We investigate the quantum mechanics of a single particle constrained to move along an arbitrary smooth reference curve by a confinement that is allowed to vary along the waveguide. The Schrödinger equation is evaluated in the adapted coordinate frame and a transverse-mode decomposition is performed, taking into account both curvature and torsion effects and the possibility of a cross-section potential that changes along the curve in an arbitrary way. We discuss the adiabatic structure of the problem, and examine nonadiabatic couplings that arise due to the curved geometry, the varying transverse profile, and their interplay. The exact multimode matrix Hamiltonian is taken as the natural starting point for few-mode approximations.

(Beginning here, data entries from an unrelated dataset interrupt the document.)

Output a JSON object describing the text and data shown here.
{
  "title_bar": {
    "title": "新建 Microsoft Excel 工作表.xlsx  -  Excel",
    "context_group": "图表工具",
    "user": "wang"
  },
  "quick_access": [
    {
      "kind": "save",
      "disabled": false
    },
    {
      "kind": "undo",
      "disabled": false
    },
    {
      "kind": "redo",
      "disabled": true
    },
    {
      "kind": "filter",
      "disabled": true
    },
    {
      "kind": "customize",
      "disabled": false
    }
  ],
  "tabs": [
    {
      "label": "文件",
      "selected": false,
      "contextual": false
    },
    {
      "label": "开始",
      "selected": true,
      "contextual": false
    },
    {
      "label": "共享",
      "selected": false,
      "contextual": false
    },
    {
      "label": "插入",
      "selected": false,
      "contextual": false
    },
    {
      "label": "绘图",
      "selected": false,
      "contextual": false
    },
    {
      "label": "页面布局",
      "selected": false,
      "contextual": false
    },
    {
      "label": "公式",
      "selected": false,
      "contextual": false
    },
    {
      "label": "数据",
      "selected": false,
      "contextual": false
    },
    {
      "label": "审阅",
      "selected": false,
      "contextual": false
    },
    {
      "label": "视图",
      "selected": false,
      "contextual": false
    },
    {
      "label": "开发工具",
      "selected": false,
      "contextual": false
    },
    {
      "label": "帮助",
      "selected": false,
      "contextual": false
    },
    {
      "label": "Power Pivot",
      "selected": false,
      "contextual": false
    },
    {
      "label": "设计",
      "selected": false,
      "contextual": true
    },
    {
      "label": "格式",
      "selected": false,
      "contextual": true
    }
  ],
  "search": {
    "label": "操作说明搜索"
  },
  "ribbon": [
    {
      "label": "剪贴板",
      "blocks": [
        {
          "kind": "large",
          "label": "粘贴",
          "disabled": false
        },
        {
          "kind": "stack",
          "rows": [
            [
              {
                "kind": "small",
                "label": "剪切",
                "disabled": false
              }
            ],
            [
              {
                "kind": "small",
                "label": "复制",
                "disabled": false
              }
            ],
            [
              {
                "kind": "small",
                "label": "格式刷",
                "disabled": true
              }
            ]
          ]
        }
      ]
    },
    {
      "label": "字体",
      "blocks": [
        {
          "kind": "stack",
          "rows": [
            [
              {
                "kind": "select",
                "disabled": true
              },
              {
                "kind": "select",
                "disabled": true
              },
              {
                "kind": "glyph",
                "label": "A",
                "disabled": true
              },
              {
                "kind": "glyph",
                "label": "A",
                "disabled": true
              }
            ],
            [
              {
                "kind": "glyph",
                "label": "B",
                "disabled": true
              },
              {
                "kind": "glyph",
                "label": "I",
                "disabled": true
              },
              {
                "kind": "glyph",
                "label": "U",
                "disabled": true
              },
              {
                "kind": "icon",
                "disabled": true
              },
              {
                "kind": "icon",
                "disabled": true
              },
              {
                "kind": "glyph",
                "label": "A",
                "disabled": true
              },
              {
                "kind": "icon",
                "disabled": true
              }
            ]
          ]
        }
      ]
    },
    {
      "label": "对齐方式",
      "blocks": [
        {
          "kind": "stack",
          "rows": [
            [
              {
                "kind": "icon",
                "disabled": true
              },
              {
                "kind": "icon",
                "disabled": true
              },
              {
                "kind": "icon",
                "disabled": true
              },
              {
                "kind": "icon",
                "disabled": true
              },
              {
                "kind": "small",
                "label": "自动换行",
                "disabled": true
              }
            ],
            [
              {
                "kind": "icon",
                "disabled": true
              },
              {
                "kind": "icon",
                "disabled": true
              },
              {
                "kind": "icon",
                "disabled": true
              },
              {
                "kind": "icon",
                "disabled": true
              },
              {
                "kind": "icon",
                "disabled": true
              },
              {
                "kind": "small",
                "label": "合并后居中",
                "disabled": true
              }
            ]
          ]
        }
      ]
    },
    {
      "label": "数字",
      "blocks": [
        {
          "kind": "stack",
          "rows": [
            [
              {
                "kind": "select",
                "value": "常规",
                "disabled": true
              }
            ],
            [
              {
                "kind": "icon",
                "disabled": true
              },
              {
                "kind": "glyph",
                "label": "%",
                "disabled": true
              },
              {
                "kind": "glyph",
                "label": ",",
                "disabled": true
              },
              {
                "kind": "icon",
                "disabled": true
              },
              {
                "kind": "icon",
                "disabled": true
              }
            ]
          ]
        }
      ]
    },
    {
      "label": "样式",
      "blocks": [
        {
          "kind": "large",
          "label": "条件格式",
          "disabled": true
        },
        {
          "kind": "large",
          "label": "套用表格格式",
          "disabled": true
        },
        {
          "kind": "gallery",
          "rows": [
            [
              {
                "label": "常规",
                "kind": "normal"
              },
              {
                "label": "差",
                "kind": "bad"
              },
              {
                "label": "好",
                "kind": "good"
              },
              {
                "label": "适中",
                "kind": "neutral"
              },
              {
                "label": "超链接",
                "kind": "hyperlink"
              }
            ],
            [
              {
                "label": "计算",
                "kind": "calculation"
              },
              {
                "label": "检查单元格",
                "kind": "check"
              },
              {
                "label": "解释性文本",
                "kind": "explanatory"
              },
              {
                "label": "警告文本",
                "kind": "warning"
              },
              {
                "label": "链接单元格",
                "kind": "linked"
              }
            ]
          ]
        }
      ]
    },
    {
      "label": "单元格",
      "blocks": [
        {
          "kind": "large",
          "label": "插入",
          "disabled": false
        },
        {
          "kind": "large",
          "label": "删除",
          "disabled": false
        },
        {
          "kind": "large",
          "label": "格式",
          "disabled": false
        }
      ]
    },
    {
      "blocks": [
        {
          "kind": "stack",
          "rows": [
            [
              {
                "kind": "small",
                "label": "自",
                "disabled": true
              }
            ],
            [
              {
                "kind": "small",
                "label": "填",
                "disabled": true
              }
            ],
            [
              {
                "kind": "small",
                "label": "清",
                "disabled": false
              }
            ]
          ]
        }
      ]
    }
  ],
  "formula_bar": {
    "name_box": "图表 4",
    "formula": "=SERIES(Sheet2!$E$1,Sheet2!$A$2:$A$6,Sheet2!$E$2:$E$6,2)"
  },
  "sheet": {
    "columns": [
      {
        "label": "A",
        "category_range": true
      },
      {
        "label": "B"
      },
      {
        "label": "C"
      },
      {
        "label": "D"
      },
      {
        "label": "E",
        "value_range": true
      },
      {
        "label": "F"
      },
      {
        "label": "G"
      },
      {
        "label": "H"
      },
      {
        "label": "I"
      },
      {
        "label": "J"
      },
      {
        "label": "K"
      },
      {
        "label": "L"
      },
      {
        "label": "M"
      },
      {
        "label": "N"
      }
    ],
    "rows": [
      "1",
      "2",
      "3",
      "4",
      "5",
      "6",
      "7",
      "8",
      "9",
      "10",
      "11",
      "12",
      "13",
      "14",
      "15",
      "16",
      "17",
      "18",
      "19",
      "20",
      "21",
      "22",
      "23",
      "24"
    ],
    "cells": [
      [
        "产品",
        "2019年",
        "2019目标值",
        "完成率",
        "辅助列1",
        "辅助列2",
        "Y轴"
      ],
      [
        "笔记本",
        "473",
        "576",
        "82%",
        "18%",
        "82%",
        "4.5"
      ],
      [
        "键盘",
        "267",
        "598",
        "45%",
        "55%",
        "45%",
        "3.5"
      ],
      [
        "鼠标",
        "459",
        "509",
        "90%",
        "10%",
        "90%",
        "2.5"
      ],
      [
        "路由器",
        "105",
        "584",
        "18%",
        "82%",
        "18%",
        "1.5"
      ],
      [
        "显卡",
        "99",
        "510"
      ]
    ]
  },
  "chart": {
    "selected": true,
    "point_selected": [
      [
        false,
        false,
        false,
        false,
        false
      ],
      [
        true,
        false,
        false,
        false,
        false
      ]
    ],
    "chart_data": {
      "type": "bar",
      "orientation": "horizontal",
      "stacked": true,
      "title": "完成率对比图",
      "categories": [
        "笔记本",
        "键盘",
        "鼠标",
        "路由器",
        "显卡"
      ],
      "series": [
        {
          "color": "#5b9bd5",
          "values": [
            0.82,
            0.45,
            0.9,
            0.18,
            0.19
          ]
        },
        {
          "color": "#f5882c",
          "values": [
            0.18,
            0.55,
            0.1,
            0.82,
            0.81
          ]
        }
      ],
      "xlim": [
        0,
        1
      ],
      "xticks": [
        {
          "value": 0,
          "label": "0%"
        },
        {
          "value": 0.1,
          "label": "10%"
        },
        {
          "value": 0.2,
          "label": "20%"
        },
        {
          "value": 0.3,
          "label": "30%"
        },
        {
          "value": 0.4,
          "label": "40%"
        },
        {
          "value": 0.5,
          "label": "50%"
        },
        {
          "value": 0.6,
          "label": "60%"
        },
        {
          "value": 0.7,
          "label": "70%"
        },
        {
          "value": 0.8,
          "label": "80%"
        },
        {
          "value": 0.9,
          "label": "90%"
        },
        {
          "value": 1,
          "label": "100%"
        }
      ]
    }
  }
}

Such approximate equations are provided, and it is worked out how these recover known results for twisting waveguides and can be applied to other types of waveguide designs. The quantum waveguide Hamiltonian is recast into a form that clearly illustrates how it generalizes the Born-Oppenheimer Hamiltonian encountered in molecular physics. In analogy to the latter, we explore the local gauge structure inherent to the quantum waveguide problem and suggest the usefulness of diabatic states, giving an explicit construction of the adiabatic-to-diabatic basis transformation.

Figure 1

(Left) An alternative type of quantum waveguide, obtained using a straight planar reference curve combined with a $u_1$-dependent displacement of the confining potential. This results in a repulsive effective potential proportional to $\dot{d}{\left(u_1\right)}^2$. (Right) A corresponding waveguide with the reference curve in its center and a $u_1$-independent confining potential perpendicular to it, resulting in an attractive effective potential proportional to ${\kappa }^2$ and independent of the transverse mode under consideration.